I want, in conclusion, to ask the House to face the fact that this is not a matter which can just conveniently be put off to a happy day in the future when we or our successors reconsider the improvement of our Parliamentary institutions. There is a special reason why we ought to think of this now. It is the need of Europe, the need of this poor world of ours, our own need at Home, the need, in facing the international problems that are before us, and-our own internal and social problems, that we should have the very best contribution that every section of the community can bring to the common good. It is surely a terrible mistake to think, as some do, that when the fighting in Europe ceases, we shall be entering into a calm and quiet haven of peace.
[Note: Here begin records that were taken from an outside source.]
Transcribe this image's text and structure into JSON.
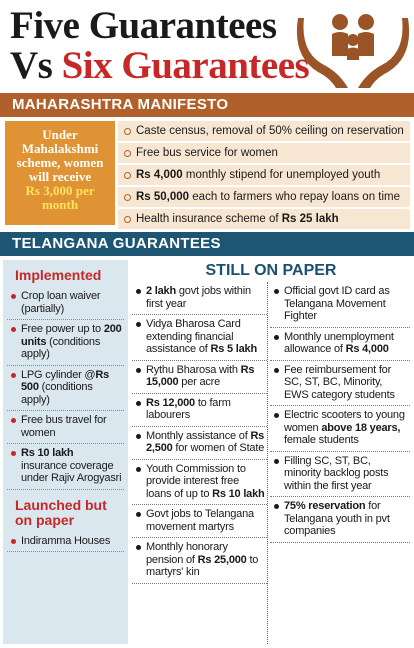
{
  "header": {
    "title_line1": "Five Guarantees",
    "title_line2_prefix": "Vs",
    "title_line2_highlight": "Six Guarantees"
  },
  "maharashtra": {
    "heading": "MAHARASHTRA MANIFESTO",
    "callout": {
      "text": "Under Mahalakshmi scheme, women will receive",
      "highlight": "Rs 3,000 per month"
    },
    "items": [
      [
        "Caste census, removal of 50% ceiling on reservation"
      ],
      [
        "Free bus service for women"
      ],
      [
        {
          "bold": "Rs 4,000"
        },
        " monthly stipend for unemployed youth"
      ],
      [
        {
          "bold": "Rs 50,000"
        },
        " each to farmers who repay loans on time"
      ],
      [
        "Health insurance scheme of ",
        {
          "bold": "Rs 25 lakh"
        }
      ]
    ]
  },
  "telangana": {
    "heading": "TELANGANA GUARANTEES",
    "implemented": {
      "heading": "Implemented",
      "items": [
        [
          "Crop loan waiver (partially)"
        ],
        [
          "Free power up to ",
          {
            "bold": "200 units"
          },
          " (conditions apply)"
        ],
        [
          "LPG cylinder @",
          {
            "bold": "Rs 500"
          },
          " (conditions apply)"
        ],
        [
          "Free bus travel for women"
        ],
        [
          {
            "bold": "Rs 10 lakh"
          },
          " insurance coverage under Rajiv Arogyasri"
        ]
      ]
    },
    "launched": {
      "heading": "Launched but on paper",
      "items": [
        [
          "Indiramma Houses"
        ]
      ]
    },
    "still_on_paper": {
      "heading": "STILL ON PAPER",
      "column_1": [
        [
          {
            "bold": "2 lakh"
          },
          " govt jobs within first year"
        ],
        [
          "Vidya Bharosa Card extending financial assistance of ",
          {
            "bold": "Rs 5 lakh"
          }
        ],
        [
          "Rythu Bharosa with ",
          {
            "bold": "Rs 15,000"
          },
          " per acre"
        ],
        [
          {
            "bold": "Rs 12,000"
          },
          " to farm labourers"
        ],
        [
          "Monthly assistance of ",
          {
            "bold": "Rs 2,500"
          },
          " for women of State"
        ],
        [
          "Youth Commission to provide interest free loans of up to ",
          {
            "bold": "Rs 10 lakh"
          }
        ],
        [
          "Govt jobs to Telangana movement martyrs"
        ],
        [
          "Monthly honorary pension of ",
          {
            "bold": "Rs 25,000"
          },
          " to martyrs' kin"
        ]
      ],
      "column_2": [
        [
          "Official govt ID card as Telangana Movement Fighter"
        ],
        [
          "Monthly unemployment allowance of ",
          {
            "bold": "Rs 4,000"
          }
        ],
        [
          "Fee reimbursement for SC, ST, BC, Minority, EWS category students"
        ],
        [
          "Electric scooters to young women ",
          {
            "bold": "above 18 years,"
          },
          " female students"
        ],
        [
          "Filling SC, ST, BC, minority backlog posts within the first year"
        ],
        [
          {
            "bold": "75% reservation"
          },
          " for Telangana youth in pvt companies"
        ]
      ]
    }
  }
}
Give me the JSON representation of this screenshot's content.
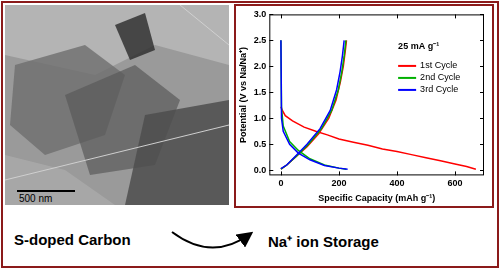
{
  "chart_data": {
    "type": "line",
    "x_label": "Specific Capacity (mAh g⁻¹)",
    "y_label": "Potential (V vs Na/Na⁺)",
    "annotation": "25 mA g⁻¹",
    "xlim": [
      -40,
      700
    ],
    "xticks": [
      0,
      200,
      400,
      600
    ],
    "ylim": [
      -0.1,
      3.0
    ],
    "yticks": [
      {
        "value": 0,
        "label": "0.0"
      },
      {
        "value": 0.5,
        "label": "0.5"
      },
      {
        "value": 1,
        "label": "1.0"
      },
      {
        "value": 1.5,
        "label": "1.5"
      },
      {
        "value": 2,
        "label": "2.0"
      },
      {
        "value": 2.5,
        "label": "2.5"
      },
      {
        "value": 3,
        "label": "3.0"
      }
    ],
    "grid": false,
    "legend": "right",
    "series": [
      {
        "name": "1st Cycle",
        "color": "#ff0000",
        "x": [
          0,
          5,
          15,
          40,
          80,
          120,
          160,
          200,
          250,
          300,
          350,
          400,
          450,
          500,
          550,
          600,
          640,
          672,
          null,
          0,
          20,
          50,
          90,
          130,
          165,
          190,
          205,
          215,
          222,
          226
        ],
        "values": [
          1.22,
          1.15,
          1.05,
          0.95,
          0.83,
          0.75,
          0.68,
          0.6,
          0.54,
          0.48,
          0.41,
          0.36,
          0.3,
          0.24,
          0.18,
          0.12,
          0.07,
          0.02,
          null,
          0.02,
          0.1,
          0.25,
          0.45,
          0.7,
          1.0,
          1.35,
          1.7,
          2.0,
          2.3,
          2.5
        ]
      },
      {
        "name": "2nd Cycle",
        "color": "#00b000",
        "x": [
          0,
          2,
          8,
          30,
          60,
          100,
          150,
          200,
          225,
          null,
          0,
          20,
          55,
          95,
          140,
          175,
          198,
          210,
          218,
          224
        ],
        "values": [
          2.5,
          1.2,
          0.85,
          0.55,
          0.38,
          0.22,
          0.1,
          0.04,
          0.02,
          null,
          0.02,
          0.1,
          0.28,
          0.5,
          0.8,
          1.15,
          1.55,
          1.9,
          2.2,
          2.5
        ]
      },
      {
        "name": "3rd Cycle",
        "color": "#0000ff",
        "x": [
          0,
          2,
          8,
          30,
          60,
          100,
          150,
          200,
          230,
          null,
          0,
          20,
          50,
          90,
          135,
          170,
          192,
          204,
          212,
          218
        ],
        "values": [
          2.5,
          1.0,
          0.75,
          0.5,
          0.33,
          0.2,
          0.09,
          0.04,
          0.02,
          null,
          0.03,
          0.1,
          0.27,
          0.5,
          0.8,
          1.15,
          1.55,
          1.9,
          2.2,
          2.5
        ]
      }
    ]
  },
  "image": {
    "scale_bar": "500 nm"
  },
  "captions": [
    "S-doped Carbon",
    "Na⁺ ion Storage"
  ]
}
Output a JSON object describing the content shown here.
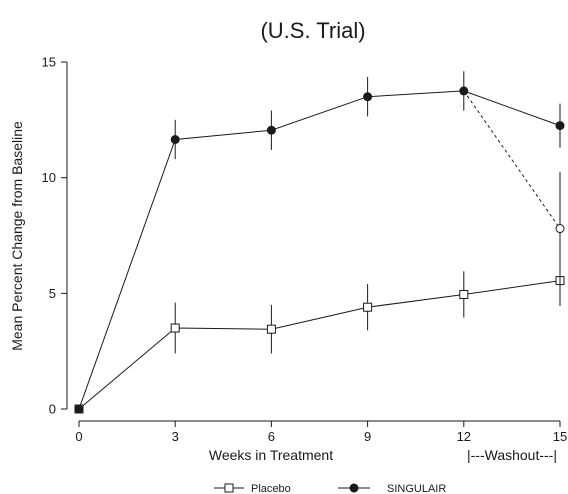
{
  "chart_data": {
    "type": "line",
    "title": "(U.S. Trial)",
    "xlabel": "Weeks in Treatment",
    "ylabel": "Mean Percent Change from Baseline",
    "x_ticks": [
      0,
      3,
      6,
      9,
      12,
      15
    ],
    "y_ticks": [
      0,
      5,
      10,
      15
    ],
    "xlim": [
      0,
      15
    ],
    "ylim": [
      0,
      15
    ],
    "grid": false,
    "annotation": "|---Washout---|",
    "legend_position": "bottom",
    "series": [
      {
        "name": "Placebo",
        "marker": "open-square",
        "color": "#1a1a1a",
        "x": [
          0,
          3,
          6,
          9,
          12,
          15
        ],
        "y": [
          0,
          3.5,
          3.45,
          4.4,
          4.95,
          5.55
        ],
        "err": [
          0,
          1.1,
          1.05,
          1.0,
          1.0,
          1.1
        ]
      },
      {
        "name": "SINGULAIR",
        "marker": "filled-circle",
        "color": "#1a1a1a",
        "x": [
          0,
          3,
          6,
          9,
          12,
          15
        ],
        "y": [
          0,
          11.65,
          12.05,
          13.5,
          13.75,
          12.25
        ],
        "err": [
          0,
          0.85,
          0.85,
          0.85,
          0.85,
          0.95
        ]
      }
    ],
    "washout_branch": {
      "from": {
        "x": 12,
        "y": 13.75
      },
      "to": {
        "x": 15,
        "y": 7.8,
        "err": 2.45
      },
      "line_style": "dashed",
      "marker": "open-circle"
    }
  }
}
When that day comes—and may it come soon—we shall be going forth into a stormy troublous sea with dangerous reefs in its waters, and hidden rocks. We shall need all the unity that we can command. We shall need the very best services that every party and all citizens of every party can render to the common cause. If we can get that, as we may, by such a reform as this, we shall be helping not only the well-being of our country, but we shall be giving an example to other countries in Europe that need it even more. Think of the divisions that will happen in some of the countries that are being liberated or are about to be liberated from Nazi tyranny, of the need for national unity and co-operation, and how that might be helped forward by a just system of Proportional Representa- tion. If we are willing to go forward with such a reform, we shall not only secure a better basis for our own progress in the future, but be able to hand on all those advantages of the civilisation that is past and go forward to build securely the foundations for a nobler civilisation for our children in the days to come.